Now I’ve gotta love so deep in the pit of my heart
And each day it grows more and more
I’m not ashamed to come and plead to you baby
If pleadin’ keeps you from walkin’ out that door
Ain’t too proud to beg, you know it sweet darlin’
Ain’t Too Proud to Beg — The Temptations
There are times that my love for our Unitarian Universalist faith is so full that I feel as if my heart will burst. I want every congregation to be vibrant; bursting at the seams with people wanting to make the world a place where every soul has space and encouragement to flourish.
Behind that aspiration is a reality where a congregation has to be “healthy” before they can be “vibrant.” We consultants who serve congregations stress the need for congregations to send their leaders to systems sensibility trainings such as Healthy Congregations(R) or Smart Church to develop these sensibilities. Most of our UU leadership schools include a strong component of systems understanding. Congregational Leaders who have been through the training rave about how helpful it has been. And yet, I still see a lot of resistance in some congregations about making this training a priority for their leaders.
I had an “aha!” moment about that resistance recently when reading the new Patrick Lencioni book The Advantage: Why Organizational Health Trumps Everything Else in Business. (I should note that Lencioni is a favorite among many successful GenX religious leaders.) Lencioni notes that:
In spite of its undeniable power, so many leaders struggle to embrace organizational health..because they quietly believe they are too sophisticated, too busy, or too analytical to bother with it. In other words, they think it’s beneath them.
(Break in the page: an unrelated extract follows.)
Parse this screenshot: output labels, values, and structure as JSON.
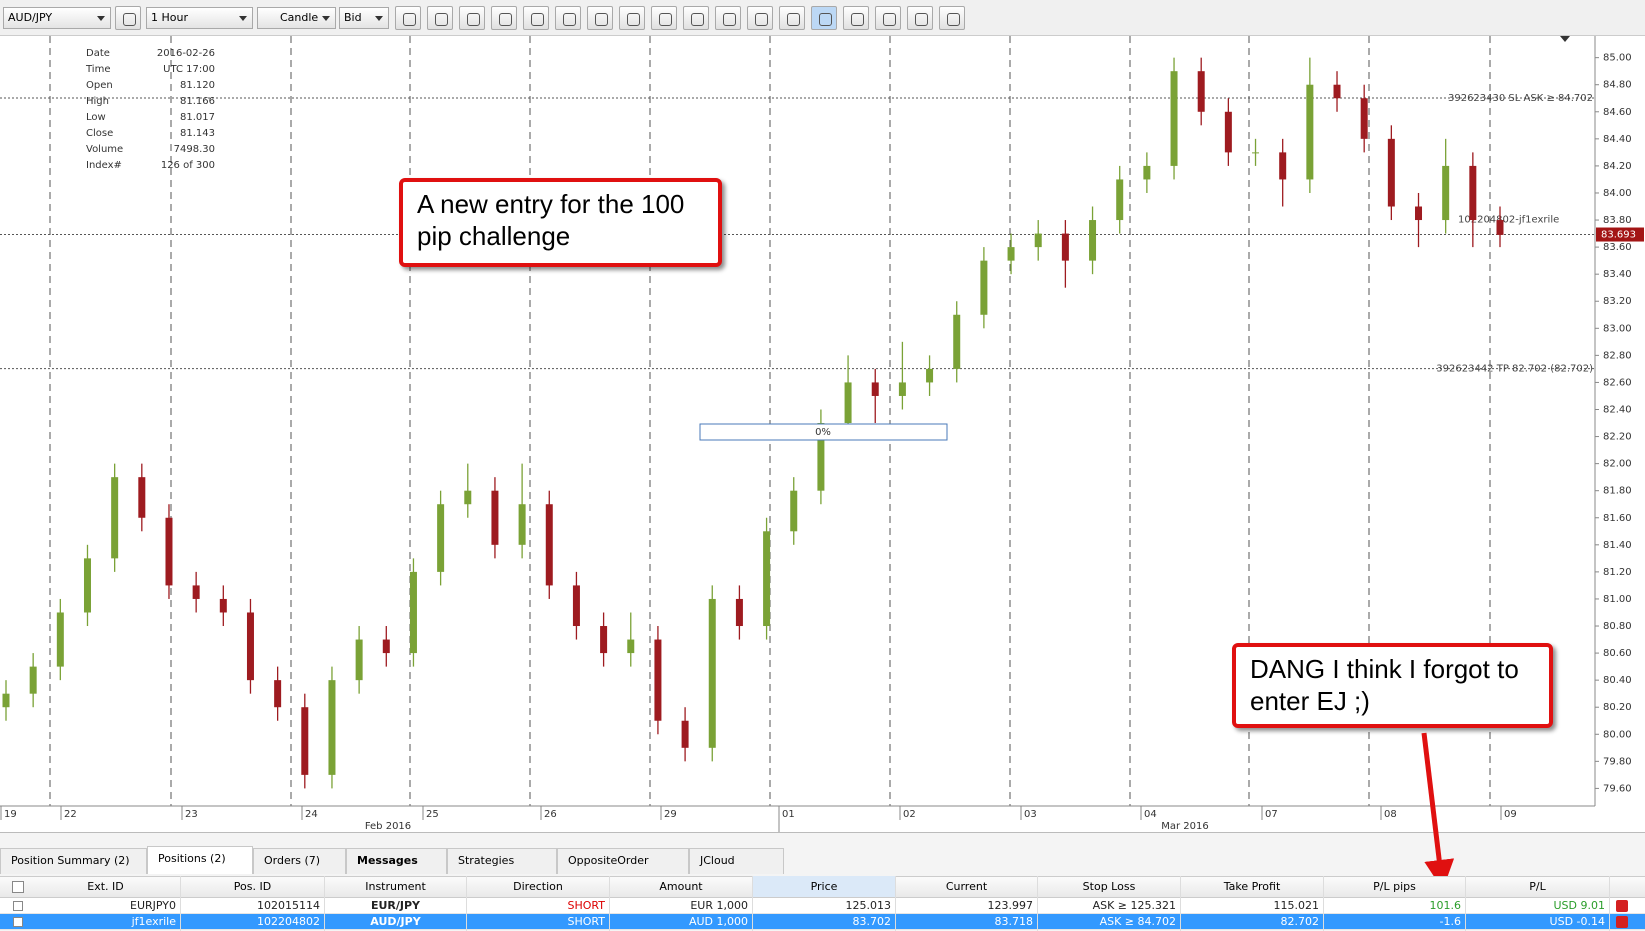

A couple of the cultural challenges within Unitarian Universalism is resisting the temptation to think that we already have the answers, or that some of the simple truths don’t concern us. I hope that we can transform that attitude into one where we are not too proud to learn what we think we already know. The Buddhists call this “beginner’s mind.” The Christian Scriptures invite us to “receive the kingdom of God like a little child.” And our very own James Luther Adams reminds us that “revelation is not sealed.”